The Company Preferences tab provides the following five general accounting check boxes as well as closing date settings. (These check boxes are probably self-explanatory to anybody who has done a bit of accounting with QuickBooks, but for new QuickBooks users, here is a brief description of what each one does.)
Use Account Numbers: The Use Account Numbers check box, if selected, enables you to enter an account number for a transaction. The associated check box, Show Lowest Subaccount Only, tells QuickBooks to display only the name and account number of a subaccount (if you’re using one) instead of the full heritage of the account.
If you use a lot of levels of subaccounts, this option can really clean up views, making it easier to tell what account you’re looking at.
Require Accounts: The Require Accounts check box, if selected, tells QuickBooks that you must specify an account for a transaction. This makes sense. If you aren’t using accounts to track the amounts that flow into and out of the business, you aren’t really doing accounting. It would never make sense to deselect the Require Accounts check box.
Use Class Tracking: The Use Class Tracking check box lets you tell QuickBooks that you want to use not only accounts to track your financial information but also classes. Classes let you split account level information in another way. This sounds complicated, but it’s really quite simple.
The account list, for example, lets you track revenue and expenses by categories of revenue and expense. You may track expenses by using categories such as wages, rent, and supplies. Classes, therefore, provide you with a way to track this information in another dimension.
For example, you can split wages expense into those wages spent for two different locations of your business. A restaurateur with two restaurants may want to do this. Note that QuickBooks also provides a box you can check to indicate QuickBooks should prompt you to assign classes.
Automatically Assign General Journal Entry Number: This check box tells QuickBooks to assign numbers to the general journal entries that you enter by using the Make Journal Entry command. You want to leave this check box selected. General journal entries, by the way, are typically entered by your CPA or your professional on-staff accountant.

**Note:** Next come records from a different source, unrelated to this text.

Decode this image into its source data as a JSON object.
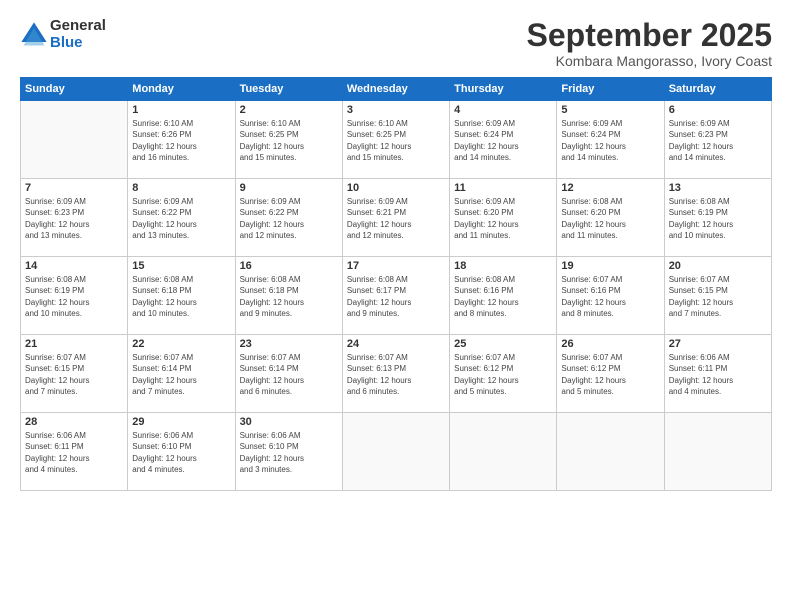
{
  "logo": {
    "general": "General",
    "blue": "Blue"
  },
  "title": "September 2025",
  "subtitle": "Kombara Mangorasso, Ivory Coast",
  "days_of_week": [
    "Sunday",
    "Monday",
    "Tuesday",
    "Wednesday",
    "Thursday",
    "Friday",
    "Saturday"
  ],
  "weeks": [
    [
      {
        "day": "",
        "info": ""
      },
      {
        "day": "1",
        "info": "Sunrise: 6:10 AM\nSunset: 6:26 PM\nDaylight: 12 hours\nand 16 minutes."
      },
      {
        "day": "2",
        "info": "Sunrise: 6:10 AM\nSunset: 6:25 PM\nDaylight: 12 hours\nand 15 minutes."
      },
      {
        "day": "3",
        "info": "Sunrise: 6:10 AM\nSunset: 6:25 PM\nDaylight: 12 hours\nand 15 minutes."
      },
      {
        "day": "4",
        "info": "Sunrise: 6:09 AM\nSunset: 6:24 PM\nDaylight: 12 hours\nand 14 minutes."
      },
      {
        "day": "5",
        "info": "Sunrise: 6:09 AM\nSunset: 6:24 PM\nDaylight: 12 hours\nand 14 minutes."
      },
      {
        "day": "6",
        "info": "Sunrise: 6:09 AM\nSunset: 6:23 PM\nDaylight: 12 hours\nand 14 minutes."
      }
    ],
    [
      {
        "day": "7",
        "info": "Sunrise: 6:09 AM\nSunset: 6:23 PM\nDaylight: 12 hours\nand 13 minutes."
      },
      {
        "day": "8",
        "info": "Sunrise: 6:09 AM\nSunset: 6:22 PM\nDaylight: 12 hours\nand 13 minutes."
      },
      {
        "day": "9",
        "info": "Sunrise: 6:09 AM\nSunset: 6:22 PM\nDaylight: 12 hours\nand 12 minutes."
      },
      {
        "day": "10",
        "info": "Sunrise: 6:09 AM\nSunset: 6:21 PM\nDaylight: 12 hours\nand 12 minutes."
      },
      {
        "day": "11",
        "info": "Sunrise: 6:09 AM\nSunset: 6:20 PM\nDaylight: 12 hours\nand 11 minutes."
      },
      {
        "day": "12",
        "info": "Sunrise: 6:08 AM\nSunset: 6:20 PM\nDaylight: 12 hours\nand 11 minutes."
      },
      {
        "day": "13",
        "info": "Sunrise: 6:08 AM\nSunset: 6:19 PM\nDaylight: 12 hours\nand 10 minutes."
      }
    ],
    [
      {
        "day": "14",
        "info": "Sunrise: 6:08 AM\nSunset: 6:19 PM\nDaylight: 12 hours\nand 10 minutes."
      },
      {
        "day": "15",
        "info": "Sunrise: 6:08 AM\nSunset: 6:18 PM\nDaylight: 12 hours\nand 10 minutes."
      },
      {
        "day": "16",
        "info": "Sunrise: 6:08 AM\nSunset: 6:18 PM\nDaylight: 12 hours\nand 9 minutes."
      },
      {
        "day": "17",
        "info": "Sunrise: 6:08 AM\nSunset: 6:17 PM\nDaylight: 12 hours\nand 9 minutes."
      },
      {
        "day": "18",
        "info": "Sunrise: 6:08 AM\nSunset: 6:16 PM\nDaylight: 12 hours\nand 8 minutes."
      },
      {
        "day": "19",
        "info": "Sunrise: 6:07 AM\nSunset: 6:16 PM\nDaylight: 12 hours\nand 8 minutes."
      },
      {
        "day": "20",
        "info": "Sunrise: 6:07 AM\nSunset: 6:15 PM\nDaylight: 12 hours\nand 7 minutes."
      }
    ],
    [
      {
        "day": "21",
        "info": "Sunrise: 6:07 AM\nSunset: 6:15 PM\nDaylight: 12 hours\nand 7 minutes."
      },
      {
        "day": "22",
        "info": "Sunrise: 6:07 AM\nSunset: 6:14 PM\nDaylight: 12 hours\nand 7 minutes."
      },
      {
        "day": "23",
        "info": "Sunrise: 6:07 AM\nSunset: 6:14 PM\nDaylight: 12 hours\nand 6 minutes."
      },
      {
        "day": "24",
        "info": "Sunrise: 6:07 AM\nSunset: 6:13 PM\nDaylight: 12 hours\nand 6 minutes."
      },
      {
        "day": "25",
        "info": "Sunrise: 6:07 AM\nSunset: 6:12 PM\nDaylight: 12 hours\nand 5 minutes."
      },
      {
        "day": "26",
        "info": "Sunrise: 6:07 AM\nSunset: 6:12 PM\nDaylight: 12 hours\nand 5 minutes."
      },
      {
        "day": "27",
        "info": "Sunrise: 6:06 AM\nSunset: 6:11 PM\nDaylight: 12 hours\nand 4 minutes."
      }
    ],
    [
      {
        "day": "28",
        "info": "Sunrise: 6:06 AM\nSunset: 6:11 PM\nDaylight: 12 hours\nand 4 minutes."
      },
      {
        "day": "29",
        "info": "Sunrise: 6:06 AM\nSunset: 6:10 PM\nDaylight: 12 hours\nand 4 minutes."
      },
      {
        "day": "30",
        "info": "Sunrise: 6:06 AM\nSunset: 6:10 PM\nDaylight: 12 hours\nand 3 minutes."
      },
      {
        "day": "",
        "info": ""
      },
      {
        "day": "",
        "info": ""
      },
      {
        "day": "",
        "info": ""
      },
      {
        "day": "",
        "info": ""
      }
    ]
  ]
}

Warn when posting a transaction to Retained Earnings: This check box tells QuickBooks to display a warning message whenever you or someone else attempts to directly debit or credit its retained earnings account. (Normally, you don’t want to directly debit or credit the retained earnings account. And only skilled accountants would enter transactions directly into retained earnings in any case.)
Date Warnings: The Date Warning boxes tell QuickBooks to warn you when you or someone else enters a transaction with a date too far in the past or too far into the future. If you mark either of the Date Warning boxes, you also want to specify how many days is too far into the past or too far into the future.
Closing Date settings: The Closing Date box lets you identify a date before which your QuickBooks data file can’t be changed. In other words, if you set the closing date to December 31, 2010, you’re telling QuickBooks that you don’t want any changes made to the QuickBooks data file before this date.
This means that someone can’t modify a transaction that’s dated before your closing date without getting a scary warning message. It also means that someone can’t enter a transaction by using a date before this closing date.
You can click the Set Date/Password button to display a dialog box that lets you specify a closing date and create the password required when someone wants to add an old transaction or modify an old transaction.
Long ago, past versions of QuickBooks also let you turn on and off an audit trail feature by using the Company Preferences tab of the Accounting Preferences. However, all recent versions of QuickBooks provide an always-on audit trail, so you don’t see an Audit Trail check box accounting preference any more.
An audit trail, by the way, simply keeps a list of who makes which changes to transactions. Accountants, predictably, love audit trails. Audit trails enable someone, such as your CPA, to come in after the fact and figure out why an account balance is what it is.